To show the supposed propriety of his own view, Krugman then talks about a CBO report that compares the distribution of income from capital other than capital gains across the US population in 1979 and 2007. In 2007, more of that sort of income was concentrated at the richest end of the population. This, of course, does not support the idea that there is a concentration of wealth; it only indicates the fact that interest rates in 2007 were much lower than they were in 1979. Remember, if one omits capital gains from the results, then income from capital is basically composed of two parts: a) interest and, b) income from investments like payouts from real estate as well as dividends. Both in 1979 and 2007, middle income groups had a much higher proportion of their capital invested in interest bearing accounts than in investments like real estate and dividend paying stock. This is not surprising. For example, seniors have traditionally put a large part of their capital into insured bank accounts or CD's or in treasury or municipal bonds. The wealthiest Americans are more likely to own large capital assets like office buildings or ownership of stock with a much smaller percentage of their assets in interest bearing instruments. The market rate of interest in 1979 was much higher than it was in 2007. For example, a ten year treasury bond paid more than twice as much in 1979 as it did in 2007. The lower interest rates of 2007 meant that income from capital derived from interest payments fell dramatically. That lower income from capital hit the middle income groups much harder than the upper income groups because of where each group had the majority of its capital invested. That is why income from capital became more concentrated in 2007; it was not the result of the concentration of wealth.
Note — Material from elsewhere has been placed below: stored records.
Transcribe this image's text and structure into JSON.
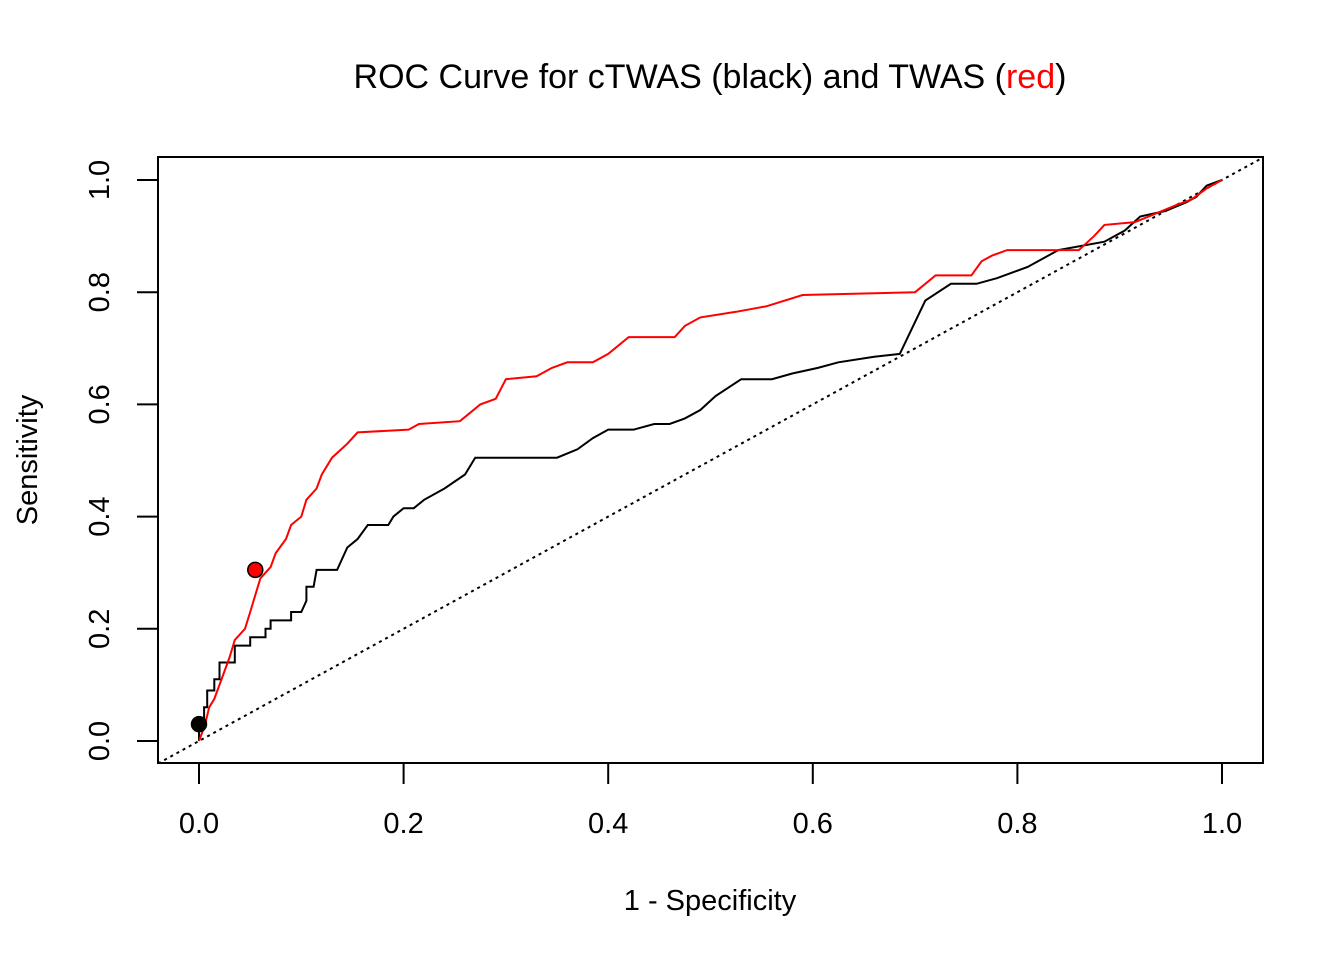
{
  "chart_data": {
    "type": "line",
    "title": {
      "prefix": "ROC Curve for cTWAS (black) and TWAS (",
      "highlight": "red",
      "suffix": ")",
      "highlight_color": "#ff0000"
    },
    "xlabel": "1 - Specificity",
    "ylabel": "Sensitivity",
    "xlim": [
      0,
      1
    ],
    "ylim": [
      0,
      1
    ],
    "x_ticks": [
      "0.0",
      "0.2",
      "0.4",
      "0.6",
      "0.8",
      "1.0"
    ],
    "y_ticks": [
      "0.0",
      "0.2",
      "0.4",
      "0.6",
      "0.8",
      "1.0"
    ],
    "grid": false,
    "reference_line": {
      "from": [
        0,
        0
      ],
      "to": [
        1,
        1
      ],
      "style": "dotted",
      "color": "#000000"
    },
    "series": [
      {
        "color": "#000000",
        "points": [
          [
            0,
            0
          ],
          [
            0,
            0.03
          ],
          [
            0.005,
            0.03
          ],
          [
            0.005,
            0.06
          ],
          [
            0.008,
            0.06
          ],
          [
            0.008,
            0.09
          ],
          [
            0.015,
            0.09
          ],
          [
            0.015,
            0.11
          ],
          [
            0.02,
            0.11
          ],
          [
            0.02,
            0.14
          ],
          [
            0.035,
            0.14
          ],
          [
            0.035,
            0.17
          ],
          [
            0.05,
            0.17
          ],
          [
            0.05,
            0.185
          ],
          [
            0.065,
            0.185
          ],
          [
            0.065,
            0.2
          ],
          [
            0.07,
            0.2
          ],
          [
            0.07,
            0.215
          ],
          [
            0.09,
            0.215
          ],
          [
            0.09,
            0.23
          ],
          [
            0.1,
            0.23
          ],
          [
            0.105,
            0.25
          ],
          [
            0.105,
            0.275
          ],
          [
            0.112,
            0.275
          ],
          [
            0.115,
            0.305
          ],
          [
            0.135,
            0.305
          ],
          [
            0.145,
            0.345
          ],
          [
            0.155,
            0.36
          ],
          [
            0.165,
            0.385
          ],
          [
            0.185,
            0.385
          ],
          [
            0.19,
            0.4
          ],
          [
            0.2,
            0.415
          ],
          [
            0.21,
            0.415
          ],
          [
            0.22,
            0.43
          ],
          [
            0.24,
            0.45
          ],
          [
            0.26,
            0.475
          ],
          [
            0.27,
            0.505
          ],
          [
            0.35,
            0.505
          ],
          [
            0.37,
            0.52
          ],
          [
            0.385,
            0.54
          ],
          [
            0.4,
            0.555
          ],
          [
            0.425,
            0.555
          ],
          [
            0.445,
            0.565
          ],
          [
            0.46,
            0.565
          ],
          [
            0.475,
            0.575
          ],
          [
            0.49,
            0.59
          ],
          [
            0.505,
            0.615
          ],
          [
            0.53,
            0.645
          ],
          [
            0.56,
            0.645
          ],
          [
            0.58,
            0.655
          ],
          [
            0.605,
            0.665
          ],
          [
            0.625,
            0.675
          ],
          [
            0.66,
            0.685
          ],
          [
            0.685,
            0.69
          ],
          [
            0.71,
            0.785
          ],
          [
            0.735,
            0.815
          ],
          [
            0.76,
            0.815
          ],
          [
            0.78,
            0.825
          ],
          [
            0.81,
            0.845
          ],
          [
            0.84,
            0.875
          ],
          [
            0.885,
            0.89
          ],
          [
            0.905,
            0.91
          ],
          [
            0.92,
            0.935
          ],
          [
            0.945,
            0.945
          ],
          [
            0.965,
            0.96
          ],
          [
            0.975,
            0.97
          ],
          [
            0.98,
            0.98
          ],
          [
            0.985,
            0.99
          ],
          [
            1,
            1
          ]
        ]
      },
      {
        "color": "#ff0000",
        "points": [
          [
            0,
            0
          ],
          [
            0.003,
            0.015
          ],
          [
            0.006,
            0.03
          ],
          [
            0.01,
            0.06
          ],
          [
            0.015,
            0.075
          ],
          [
            0.02,
            0.1
          ],
          [
            0.025,
            0.125
          ],
          [
            0.03,
            0.15
          ],
          [
            0.035,
            0.18
          ],
          [
            0.045,
            0.2
          ],
          [
            0.05,
            0.23
          ],
          [
            0.055,
            0.26
          ],
          [
            0.06,
            0.29
          ],
          [
            0.07,
            0.31
          ],
          [
            0.075,
            0.335
          ],
          [
            0.085,
            0.36
          ],
          [
            0.09,
            0.385
          ],
          [
            0.1,
            0.4
          ],
          [
            0.105,
            0.43
          ],
          [
            0.115,
            0.45
          ],
          [
            0.12,
            0.475
          ],
          [
            0.13,
            0.505
          ],
          [
            0.145,
            0.53
          ],
          [
            0.155,
            0.55
          ],
          [
            0.205,
            0.555
          ],
          [
            0.215,
            0.565
          ],
          [
            0.255,
            0.57
          ],
          [
            0.265,
            0.585
          ],
          [
            0.275,
            0.6
          ],
          [
            0.29,
            0.61
          ],
          [
            0.3,
            0.645
          ],
          [
            0.33,
            0.65
          ],
          [
            0.345,
            0.665
          ],
          [
            0.36,
            0.675
          ],
          [
            0.385,
            0.675
          ],
          [
            0.4,
            0.69
          ],
          [
            0.42,
            0.72
          ],
          [
            0.465,
            0.72
          ],
          [
            0.475,
            0.74
          ],
          [
            0.49,
            0.755
          ],
          [
            0.525,
            0.765
          ],
          [
            0.555,
            0.775
          ],
          [
            0.59,
            0.795
          ],
          [
            0.7,
            0.8
          ],
          [
            0.72,
            0.83
          ],
          [
            0.755,
            0.83
          ],
          [
            0.765,
            0.855
          ],
          [
            0.775,
            0.865
          ],
          [
            0.79,
            0.875
          ],
          [
            0.86,
            0.875
          ],
          [
            0.875,
            0.9
          ],
          [
            0.885,
            0.92
          ],
          [
            0.915,
            0.925
          ],
          [
            0.935,
            0.94
          ],
          [
            0.955,
            0.955
          ],
          [
            0.97,
            0.965
          ],
          [
            0.985,
            0.985
          ],
          [
            1,
            1
          ]
        ]
      }
    ],
    "points": [
      {
        "x": 0.0,
        "y": 0.03,
        "fill": "#000000"
      },
      {
        "x": 0.055,
        "y": 0.305,
        "fill": "#ff0000"
      }
    ]
  }
}
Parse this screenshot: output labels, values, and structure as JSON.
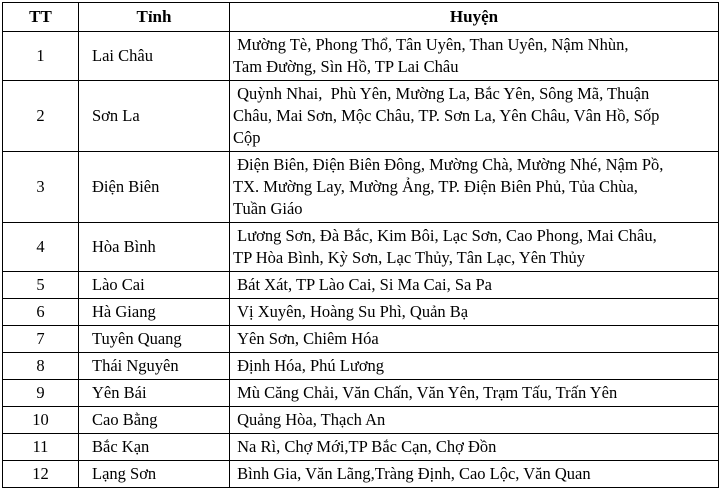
{
  "table": {
    "headers": [
      "TT",
      "Tỉnh",
      "Huyện"
    ],
    "rows": [
      {
        "tt": "1",
        "tinh": "Lai Châu",
        "huyen": " Mường Tè, Phong Thổ, Tân Uyên, Than Uyên, Nậm Nhùn,\nTam Đường, Sìn Hồ, TP Lai Châu"
      },
      {
        "tt": "2",
        "tinh": "Sơn La",
        "huyen": " Quỳnh Nhai,  Phù Yên, Mường La, Bắc Yên, Sông Mã, Thuận\nChâu, Mai Sơn, Mộc Châu, TP. Sơn La, Yên Châu, Vân Hồ, Sốp\nCộp"
      },
      {
        "tt": "3",
        "tinh": "Điện Biên",
        "huyen": " Điện Biên, Điện Biên Đông, Mường Chà, Mường Nhé, Nậm Pồ,\nTX. Mường Lay, Mường Ảng, TP. Điện Biên Phủ, Tủa Chùa,\nTuần Giáo"
      },
      {
        "tt": "4",
        "tinh": "Hòa Bình",
        "huyen": " Lương Sơn, Đà Bắc, Kim Bôi, Lạc Sơn, Cao Phong, Mai Châu,\nTP Hòa Bình, Kỳ Sơn, Lạc Thủy, Tân Lạc, Yên Thủy"
      },
      {
        "tt": "5",
        "tinh": "Lào Cai",
        "huyen": " Bát Xát, TP Lào Cai, Si Ma Cai, Sa Pa"
      },
      {
        "tt": "6",
        "tinh": "Hà Giang",
        "huyen": " Vị Xuyên, Hoàng Su Phì, Quản Bạ"
      },
      {
        "tt": "7",
        "tinh": "Tuyên Quang",
        "huyen": " Yên Sơn, Chiêm Hóa"
      },
      {
        "tt": "8",
        "tinh": "Thái Nguyên",
        "huyen": " Định Hóa, Phú Lương"
      },
      {
        "tt": "9",
        "tinh": "Yên Bái",
        "huyen": " Mù Căng Chải, Văn Chấn, Văn Yên, Trạm Tấu, Trấn Yên"
      },
      {
        "tt": "10",
        "tinh": "Cao Bằng",
        "huyen": " Quảng Hòa, Thạch An"
      },
      {
        "tt": "11",
        "tinh": "Bắc Kạn",
        "huyen": " Na Rì, Chợ Mới,TP Bắc Cạn, Chợ Đồn"
      },
      {
        "tt": "12",
        "tinh": "Lạng Sơn",
        "huyen": " Bình Gia, Văn Lãng,Tràng Định, Cao Lộc, Văn Quan"
      }
    ]
  }
}
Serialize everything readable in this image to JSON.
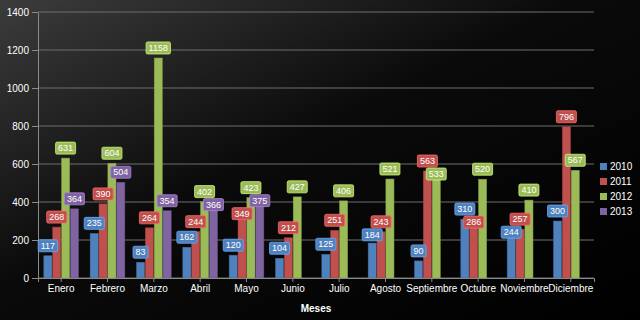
{
  "chart_data": {
    "type": "bar",
    "x_label": "Meses",
    "categories": [
      "Enero",
      "Febrero",
      "Marzo",
      "Abril",
      "Mayo",
      "Junio",
      "Julio",
      "Agosto",
      "Septiembre",
      "Octubre",
      "Noviembre",
      "Diciembre"
    ],
    "series": [
      {
        "name": "2010",
        "color": "#4f81bd",
        "values": [
          117,
          235,
          83,
          162,
          120,
          104,
          125,
          184,
          90,
          310,
          244,
          300
        ]
      },
      {
        "name": "2011",
        "color": "#c0504d",
        "values": [
          268,
          390,
          264,
          244,
          349,
          212,
          251,
          243,
          563,
          286,
          257,
          796
        ]
      },
      {
        "name": "2012",
        "color": "#9bbb59",
        "values": [
          631,
          604,
          1158,
          402,
          423,
          427,
          406,
          521,
          533,
          520,
          410,
          567
        ]
      },
      {
        "name": "2013",
        "color": "#8064a2",
        "values": [
          364,
          504,
          354,
          366,
          375,
          null,
          null,
          null,
          null,
          null,
          null,
          null
        ]
      }
    ],
    "ylim": [
      0,
      1400
    ],
    "yticks": [
      0,
      200,
      400,
      600,
      800,
      1000,
      1200,
      1400
    ],
    "grid": true,
    "legend": "right",
    "data_labels": true
  }
}
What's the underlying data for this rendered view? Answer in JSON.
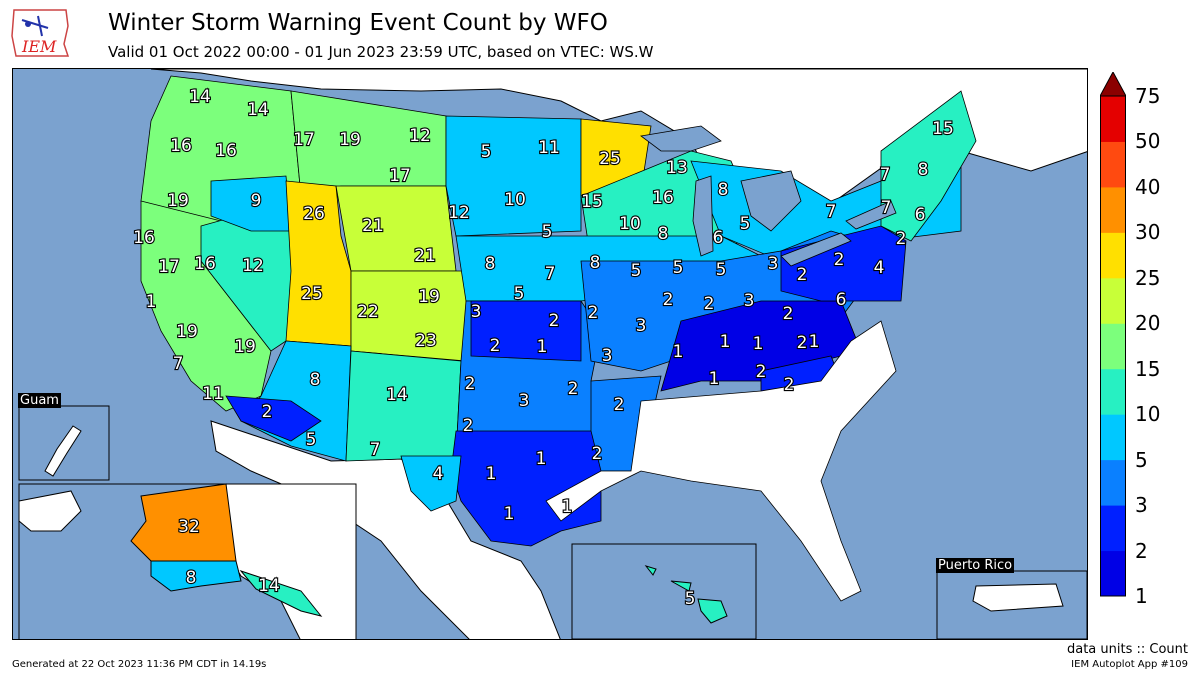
{
  "header": {
    "title": "Winter Storm Warning Event Count by WFO",
    "subtitle": "Valid 01 Oct 2022 00:00 - 01 Jun 2023 23:59 UTC, based on VTEC: WS.W",
    "logo_text": "IEM"
  },
  "insets": {
    "guam": "Guam",
    "puerto_rico": "Puerto Rico"
  },
  "colorbar": {
    "ticks": [
      "1",
      "2",
      "3",
      "5",
      "10",
      "15",
      "20",
      "25",
      "30",
      "40",
      "50",
      "75"
    ],
    "colors": [
      "#0000e6",
      "#0020ff",
      "#0a80ff",
      "#00c8ff",
      "#27f0c2",
      "#7cff7c",
      "#c8ff38",
      "#ffe000",
      "#ff9000",
      "#ff4a10",
      "#e40000",
      "#8b0000"
    ]
  },
  "labels": [
    {
      "v": "14"
    },
    {
      "v": "14"
    },
    {
      "v": "16"
    },
    {
      "v": "16"
    },
    {
      "v": "17"
    },
    {
      "v": "19"
    },
    {
      "v": "12"
    },
    {
      "v": "5"
    },
    {
      "v": "11"
    },
    {
      "v": "25"
    },
    {
      "v": "15"
    },
    {
      "v": "13"
    },
    {
      "v": "19"
    },
    {
      "v": "9"
    },
    {
      "v": "26"
    },
    {
      "v": "21"
    },
    {
      "v": "17"
    },
    {
      "v": "12"
    },
    {
      "v": "10"
    },
    {
      "v": "16"
    },
    {
      "v": "8"
    },
    {
      "v": "15"
    },
    {
      "v": "7"
    },
    {
      "v": "8"
    },
    {
      "v": "16"
    },
    {
      "v": "17"
    },
    {
      "v": "16"
    },
    {
      "v": "12"
    },
    {
      "v": "21"
    },
    {
      "v": "5"
    },
    {
      "v": "10"
    },
    {
      "v": "8"
    },
    {
      "v": "6"
    },
    {
      "v": "5"
    },
    {
      "v": "7"
    },
    {
      "v": "7"
    },
    {
      "v": "6"
    },
    {
      "v": "2"
    },
    {
      "v": "4"
    },
    {
      "v": "25"
    },
    {
      "v": "1"
    },
    {
      "v": "8"
    },
    {
      "v": "7"
    },
    {
      "v": "8"
    },
    {
      "v": "5"
    },
    {
      "v": "5"
    },
    {
      "v": "5"
    },
    {
      "v": "3"
    },
    {
      "v": "2"
    },
    {
      "v": "2"
    },
    {
      "v": "22"
    },
    {
      "v": "19"
    },
    {
      "v": "3"
    },
    {
      "v": "5"
    },
    {
      "v": "2"
    },
    {
      "v": "2"
    },
    {
      "v": "2"
    },
    {
      "v": "2"
    },
    {
      "v": "3"
    },
    {
      "v": "2"
    },
    {
      "v": "6"
    },
    {
      "v": "19"
    },
    {
      "v": "19"
    },
    {
      "v": "23"
    },
    {
      "v": "2"
    },
    {
      "v": "1"
    },
    {
      "v": "3"
    },
    {
      "v": "3"
    },
    {
      "v": "1"
    },
    {
      "v": "1"
    },
    {
      "v": "1"
    },
    {
      "v": "2"
    },
    {
      "v": "1"
    },
    {
      "v": "7"
    },
    {
      "v": "8"
    },
    {
      "v": "2"
    },
    {
      "v": "14"
    },
    {
      "v": "2"
    },
    {
      "v": "1"
    },
    {
      "v": "2"
    },
    {
      "v": "2"
    },
    {
      "v": "11"
    },
    {
      "v": "2"
    },
    {
      "v": "3"
    },
    {
      "v": "2"
    },
    {
      "v": "5"
    },
    {
      "v": "7"
    },
    {
      "v": "2"
    },
    {
      "v": "4"
    },
    {
      "v": "1"
    },
    {
      "v": "1"
    },
    {
      "v": "2"
    },
    {
      "v": "1"
    },
    {
      "v": "1"
    },
    {
      "v": "32"
    },
    {
      "v": "8"
    },
    {
      "v": "14"
    },
    {
      "v": "5"
    }
  ],
  "footer": {
    "generated": "Generated at 22 Oct 2023 11:36 PM CDT in 14.19s",
    "units": "data units :: Count",
    "app": "IEM Autoplot App #109"
  }
}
It is also worth noting that since 2007, interest rates have fallen to historic lows. Right now, for example, bank accounts in 1979 paid something like 50 times more in interest that they do currently. Bonds paid at least three times more in 1979 than they do now. The policies followed by the Obama administration (and strongly advocated by fools like Krugman) have basically wiped out all interest income for the average American. This has pushed essentially all income from capital other than capital gains to the richest folks among us.
One final note: it never fails to amaze me that a man who won the Nobel Prize in Economics (admittedly for work regarding international trade) can be so unable to do a simple bit of economic analysis. Of course, president Obama won the Nobel Peace Prize and he seems totally incapable of moving anyone towards peace; the world is rushing towards conflicts all over the globe while Obama plays golf.